In a desperate attempt to whip up something interesting for the tv cameras, an onstage cretin invites people to "Jumping now in the swimming pool, please." I can’t bring myself to stand up to find out whether they’re respinding. Stylish, sophisticated people up here in the VIP lounge are standing on chairs and tables to get a better view of this elegant entertainment. What? No custard pies? No banana skins?

A colleague has just suggested that Freddie Mercury’s right knee tremble on stage was caused by the fact that he’d just peed down that leg and was trying to shake it dry.

A drag queen in a puffball skirt and Doc Martens shimmies past trying to find a star to stand next to. In casual conversation, I learn that at the party last night, Chris Rea and Fish from Marillion were twice turned away from the VIP food room because the security men didn’t know who they were.

Then, with no warning, it is all over. The vast auditorium begins to empty. We stand idly around for a while then head for the bus. It’s 3.00am when when the bus drops us off. I head for my room and I’m asleep as my head hits the pillow.

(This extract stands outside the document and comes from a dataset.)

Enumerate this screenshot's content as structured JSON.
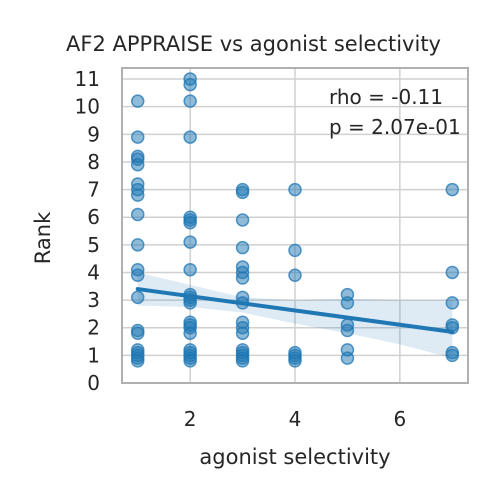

1987, Saturday May 30 : I wake up feeling unreasonably refreshed and take a taxi to Ibiza town where I more or less repeat my excursion of the previous day. I find a shirt and trousers for Jojo, then head up through the Portal DSelas Tablas into Alt Vila, where I once again end up in the cafe inside the castle, eating tortilla and aubergines, while the jets roar overhead, in and out of the nearby airport.

It’s a fine place to sit and gather up a few memories of the trip, little details that I forgot, or deliberately avoided putting in earlier. I remember how the transvestites formed a tight little group at the foot of the stairs up to the VIP lounge in the KU Club, vying for position, desperate to be close to a star. Then, when they realised that the next door along gave access to the backstage area, they all shimmied off in that direction, having a much more audible good time for the benefit of onlookers.

I remember a journalist in Mimmo Ferretti’s house asking, "Which one’s Fish?" as a six foot six inch giant in a tartan suit lurched in front of him. Who else could that have been?

I remember some statistics. The whole show should have cost £600,000 but it escalated to over £12m. The cost of bringing the 60 press people to the island came to £40,000, or one pound for each of the inhabitants of Ibiza. Twenty three private jets were used to transport guests, press and artists.